We enjoy all modes and colors of transport here.
Three of the seven passengers on this fully booked flight got off here. Then finally, it was up in the air again to reach my final destination, the fifth takeoff, fifth landing, and, what I feel deserves to be considered the fifth state of the day, San Juan Island.
Flying over Deer Harbor, into which I had sailed just the week before.

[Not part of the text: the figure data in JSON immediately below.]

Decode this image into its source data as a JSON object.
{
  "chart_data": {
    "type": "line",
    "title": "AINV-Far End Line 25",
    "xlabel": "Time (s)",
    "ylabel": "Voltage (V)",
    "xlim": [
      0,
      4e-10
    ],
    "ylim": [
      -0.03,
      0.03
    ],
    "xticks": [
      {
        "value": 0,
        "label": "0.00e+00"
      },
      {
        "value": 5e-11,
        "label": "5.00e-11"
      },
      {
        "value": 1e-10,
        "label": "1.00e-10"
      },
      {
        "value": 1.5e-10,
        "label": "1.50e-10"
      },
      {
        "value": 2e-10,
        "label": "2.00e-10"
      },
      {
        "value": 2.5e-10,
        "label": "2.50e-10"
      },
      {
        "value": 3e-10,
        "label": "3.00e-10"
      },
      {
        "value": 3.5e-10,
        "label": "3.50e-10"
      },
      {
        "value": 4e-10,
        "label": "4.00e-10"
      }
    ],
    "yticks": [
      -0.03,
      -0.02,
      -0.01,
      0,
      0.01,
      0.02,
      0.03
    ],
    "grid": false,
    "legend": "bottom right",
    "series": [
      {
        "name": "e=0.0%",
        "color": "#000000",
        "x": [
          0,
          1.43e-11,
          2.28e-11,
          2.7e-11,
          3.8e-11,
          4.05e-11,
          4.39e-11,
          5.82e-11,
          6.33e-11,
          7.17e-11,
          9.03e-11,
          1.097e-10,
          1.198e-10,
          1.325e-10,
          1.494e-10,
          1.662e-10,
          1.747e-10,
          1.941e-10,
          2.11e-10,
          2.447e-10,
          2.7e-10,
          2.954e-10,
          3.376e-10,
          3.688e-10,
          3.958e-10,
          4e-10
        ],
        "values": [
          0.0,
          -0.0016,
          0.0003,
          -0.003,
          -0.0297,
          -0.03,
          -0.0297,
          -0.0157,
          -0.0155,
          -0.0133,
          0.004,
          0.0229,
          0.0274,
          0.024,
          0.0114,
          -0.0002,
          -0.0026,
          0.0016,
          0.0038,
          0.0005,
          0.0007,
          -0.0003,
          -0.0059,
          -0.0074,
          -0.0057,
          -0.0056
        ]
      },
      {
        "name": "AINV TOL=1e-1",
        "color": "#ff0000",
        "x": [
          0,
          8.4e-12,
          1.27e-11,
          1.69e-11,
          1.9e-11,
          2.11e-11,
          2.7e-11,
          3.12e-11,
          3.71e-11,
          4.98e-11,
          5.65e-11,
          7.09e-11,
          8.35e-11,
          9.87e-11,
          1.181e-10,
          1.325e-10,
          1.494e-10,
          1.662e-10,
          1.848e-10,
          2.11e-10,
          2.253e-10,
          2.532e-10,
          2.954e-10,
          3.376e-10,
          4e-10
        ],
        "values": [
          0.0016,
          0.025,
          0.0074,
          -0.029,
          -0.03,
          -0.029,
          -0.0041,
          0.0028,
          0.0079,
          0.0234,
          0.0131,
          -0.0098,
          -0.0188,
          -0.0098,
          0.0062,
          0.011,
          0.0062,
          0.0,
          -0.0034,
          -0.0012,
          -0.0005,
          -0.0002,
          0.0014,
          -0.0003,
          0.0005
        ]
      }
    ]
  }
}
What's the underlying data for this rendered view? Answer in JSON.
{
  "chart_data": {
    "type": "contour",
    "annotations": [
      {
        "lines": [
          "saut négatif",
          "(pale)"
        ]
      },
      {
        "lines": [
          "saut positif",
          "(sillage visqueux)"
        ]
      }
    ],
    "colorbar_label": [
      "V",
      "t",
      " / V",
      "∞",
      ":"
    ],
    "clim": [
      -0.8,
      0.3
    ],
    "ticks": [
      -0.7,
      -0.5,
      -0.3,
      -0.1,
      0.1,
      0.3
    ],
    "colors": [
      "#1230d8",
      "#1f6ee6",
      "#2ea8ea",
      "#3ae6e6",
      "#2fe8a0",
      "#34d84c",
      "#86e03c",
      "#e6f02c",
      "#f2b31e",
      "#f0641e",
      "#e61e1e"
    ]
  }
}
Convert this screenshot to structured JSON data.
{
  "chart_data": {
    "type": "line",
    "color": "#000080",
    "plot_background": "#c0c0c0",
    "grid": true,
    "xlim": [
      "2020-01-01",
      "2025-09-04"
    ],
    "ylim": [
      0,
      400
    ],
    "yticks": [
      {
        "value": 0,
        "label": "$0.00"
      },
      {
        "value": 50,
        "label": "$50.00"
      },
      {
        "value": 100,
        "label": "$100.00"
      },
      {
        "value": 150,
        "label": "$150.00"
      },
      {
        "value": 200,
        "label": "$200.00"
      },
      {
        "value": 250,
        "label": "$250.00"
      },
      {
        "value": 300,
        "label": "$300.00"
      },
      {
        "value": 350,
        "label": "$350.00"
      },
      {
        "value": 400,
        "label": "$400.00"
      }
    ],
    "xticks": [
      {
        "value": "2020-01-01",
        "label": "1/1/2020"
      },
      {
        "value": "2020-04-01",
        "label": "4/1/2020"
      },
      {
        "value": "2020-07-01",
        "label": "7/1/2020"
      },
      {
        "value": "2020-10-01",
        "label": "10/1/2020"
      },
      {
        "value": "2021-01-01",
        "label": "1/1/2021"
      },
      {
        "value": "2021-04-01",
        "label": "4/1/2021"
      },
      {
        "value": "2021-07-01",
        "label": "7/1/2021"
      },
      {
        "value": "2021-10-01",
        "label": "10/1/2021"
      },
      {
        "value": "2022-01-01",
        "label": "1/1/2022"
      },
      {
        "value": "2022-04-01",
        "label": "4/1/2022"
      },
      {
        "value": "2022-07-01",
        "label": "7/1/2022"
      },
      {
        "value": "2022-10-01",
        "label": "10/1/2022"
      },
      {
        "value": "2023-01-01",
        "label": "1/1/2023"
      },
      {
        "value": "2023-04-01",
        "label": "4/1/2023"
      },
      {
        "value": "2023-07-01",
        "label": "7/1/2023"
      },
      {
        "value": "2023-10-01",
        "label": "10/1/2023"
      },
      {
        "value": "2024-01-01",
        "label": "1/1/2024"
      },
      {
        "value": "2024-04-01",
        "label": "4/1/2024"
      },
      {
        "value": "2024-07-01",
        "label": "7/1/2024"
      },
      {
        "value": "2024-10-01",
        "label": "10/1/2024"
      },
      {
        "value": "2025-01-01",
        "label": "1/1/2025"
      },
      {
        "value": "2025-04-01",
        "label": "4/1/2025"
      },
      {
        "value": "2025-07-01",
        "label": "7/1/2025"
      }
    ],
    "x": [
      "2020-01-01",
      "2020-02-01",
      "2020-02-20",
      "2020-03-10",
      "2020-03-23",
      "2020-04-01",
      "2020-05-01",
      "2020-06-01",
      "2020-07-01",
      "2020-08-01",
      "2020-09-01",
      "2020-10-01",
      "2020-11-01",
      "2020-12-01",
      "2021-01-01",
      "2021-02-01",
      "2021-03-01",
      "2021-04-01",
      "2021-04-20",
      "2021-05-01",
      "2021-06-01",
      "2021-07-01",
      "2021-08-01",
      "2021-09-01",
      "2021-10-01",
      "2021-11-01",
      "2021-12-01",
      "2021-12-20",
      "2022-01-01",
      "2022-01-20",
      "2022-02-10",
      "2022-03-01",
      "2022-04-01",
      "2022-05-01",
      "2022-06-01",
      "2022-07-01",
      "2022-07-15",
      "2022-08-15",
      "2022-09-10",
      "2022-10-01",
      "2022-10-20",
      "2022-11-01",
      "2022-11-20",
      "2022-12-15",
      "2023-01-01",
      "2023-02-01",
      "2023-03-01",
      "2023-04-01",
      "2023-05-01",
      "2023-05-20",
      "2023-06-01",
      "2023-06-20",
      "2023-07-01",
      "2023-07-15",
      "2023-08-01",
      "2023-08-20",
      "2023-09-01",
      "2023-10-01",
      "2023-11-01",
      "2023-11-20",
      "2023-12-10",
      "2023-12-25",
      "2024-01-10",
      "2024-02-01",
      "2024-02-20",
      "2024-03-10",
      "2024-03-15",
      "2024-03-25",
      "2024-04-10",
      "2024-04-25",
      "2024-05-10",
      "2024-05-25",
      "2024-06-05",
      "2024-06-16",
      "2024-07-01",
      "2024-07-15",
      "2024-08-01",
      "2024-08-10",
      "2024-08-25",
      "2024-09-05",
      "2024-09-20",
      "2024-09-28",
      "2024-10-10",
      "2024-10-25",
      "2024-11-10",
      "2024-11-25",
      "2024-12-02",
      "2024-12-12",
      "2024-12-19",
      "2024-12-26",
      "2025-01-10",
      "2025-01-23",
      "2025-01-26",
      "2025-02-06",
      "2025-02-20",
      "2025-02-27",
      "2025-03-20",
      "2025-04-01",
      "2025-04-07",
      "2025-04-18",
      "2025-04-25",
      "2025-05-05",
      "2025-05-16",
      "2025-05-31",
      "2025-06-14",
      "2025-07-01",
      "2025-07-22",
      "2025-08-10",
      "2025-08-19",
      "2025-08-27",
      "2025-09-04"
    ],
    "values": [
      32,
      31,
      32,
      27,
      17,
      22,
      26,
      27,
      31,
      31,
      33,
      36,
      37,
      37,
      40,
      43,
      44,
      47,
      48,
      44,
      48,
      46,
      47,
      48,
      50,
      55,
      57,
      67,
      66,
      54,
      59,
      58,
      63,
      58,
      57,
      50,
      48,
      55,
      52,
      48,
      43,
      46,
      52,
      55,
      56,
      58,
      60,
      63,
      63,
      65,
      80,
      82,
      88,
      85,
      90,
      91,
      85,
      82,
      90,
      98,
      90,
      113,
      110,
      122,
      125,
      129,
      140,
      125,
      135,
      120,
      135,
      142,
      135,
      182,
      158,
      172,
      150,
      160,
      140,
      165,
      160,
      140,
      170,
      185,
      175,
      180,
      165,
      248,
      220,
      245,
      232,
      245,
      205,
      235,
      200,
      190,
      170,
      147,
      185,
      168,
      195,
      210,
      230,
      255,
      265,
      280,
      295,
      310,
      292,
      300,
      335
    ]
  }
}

Coming in for a landing, in the bustling metropolis of Friday Harbor.
Awakening the next morning, I opened my eyes to a flock of starlings that were making their own touch-and-go landings and take-offs from my deck railing, without the involvement of the FAA or the TSA, much less the Audubon Society. I thought to myself, “these guys do this hundreds of times each day. Who am I to be such a wuss that a mere five times seems notable?”. I plopped my head back down on the pillow, closed my eyes, and thought about the inspiring week with my musical colleagues in Wyoming, that was totally worth all those newly collected boarding passes. The faculty made me feel exceptionally welcome, and the wonderful students made me feel like I offered something useful to them. But if only I could help Laramie with its serious elevation problem, and mend the painful strife in that charming town, well then, I’d really feel like I accomplished something meaningful! Sigh. A composer can only do so much.
The Strait of Juan de Fuca defined between the Olympics and my birdie deck-orations.